Gegen die anwachsende sozialrevolutionäre Bewegung setzte der Zarismus weiter
auf die antisemitische Karte, so beim Pogrom im bessarabischen
Chisinau am Ostersonntag 1903 oder nach der
Revolution von 1905 bei den Ausschreitungen der berüchtigten »Schwarzen
Hundertschaften«. Zu Ende des Ersten Weltkrieges kam es in vielen Ländern
Osteuropas zu Pogromen als Element des gegenrevolutionären »Weißen Terrors«.
Insbesondere die türkische Geschichte ist durchzogen von Pogromen. Diese
richteten sich im Osmanischen Reich gegen Armenier, 1955 gegen die griechische
Minderheit in Istanbul sowie 1978 in Maras und 1993
in Sivas gegen die alevitische
Religionsgemeinschaft.
Im
Krisenjahr 1923 kam es zwischen dem kommunistischen Aufstand in Hamburg und dem
Hitlerputsch in München am 5. November zu einem von völkischen Agitatoren vor
einem Arbeitsamt ausgelösten Pogrom gegen ostjüdische Einwanderer in Berlin.
Die Polizei sah erst stundenlang zu, während Tausende im Scheunenviertel
wüteten, um dann ihre Knüppel gegen den jüdischen Selbstschutz zu schwingen.

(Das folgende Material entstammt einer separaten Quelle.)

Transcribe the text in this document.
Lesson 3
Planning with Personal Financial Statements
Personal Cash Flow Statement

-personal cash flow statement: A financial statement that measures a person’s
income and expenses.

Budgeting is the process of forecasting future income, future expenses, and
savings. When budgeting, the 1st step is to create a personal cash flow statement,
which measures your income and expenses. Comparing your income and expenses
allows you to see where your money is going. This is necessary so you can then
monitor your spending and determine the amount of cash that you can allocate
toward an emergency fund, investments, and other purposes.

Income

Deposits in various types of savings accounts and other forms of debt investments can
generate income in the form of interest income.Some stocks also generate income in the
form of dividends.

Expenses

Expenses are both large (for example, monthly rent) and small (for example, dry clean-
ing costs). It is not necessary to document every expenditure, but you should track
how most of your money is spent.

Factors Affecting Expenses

Bei den heute in der Geschichtsschreibung als Reichspogromnacht titulierten
antijüdischen Ausschreitungen vom 9. November 1938 handelt es sich dagegen nur
bedingt um ein echtes Pogrom. Denn die von der SA organisierten Angriffe auf
jüdische Bürger sowie ihre Läden und Synagogen wurden von der Bevölkerung weit
weniger als von der Naziführung erhofft aufgegriffen.
Nach der für
weite Teile der DDR-Bürger mit sozialen Härten verbundenen kapitalistischen
Wiedervereinigung setzten die Herrschenden auf das von Bild und Co. präsentierte
Feindbild »Flüchtling«. Zum ersten deutschen Pogrom nach 1945 kam es im
September 1991 in der sächsischen Stadt Hoyerswerda. Die tagelange Randale
wurde zum Fanal für eine deutschlandweite Welle rassistischer Gewalttaten, die
vor 25 Jahren im August 1992 in einem weiteren Pogrom gipfelte. Tausende
Menschen applaudierten, als Neonazis in Rostock-Lichtenhagen die Zentrale
Aufnahmestelle für Asylsuchende attackierten und ein Wohnheim für
vietnamesische Arbeiter in Brand setzten. Unter Berufung auf diese Gewalttaten
stimmte der Bundestag im folgenden Jahr für die faktische Abschaffung des
Grundrechts auf Asyl.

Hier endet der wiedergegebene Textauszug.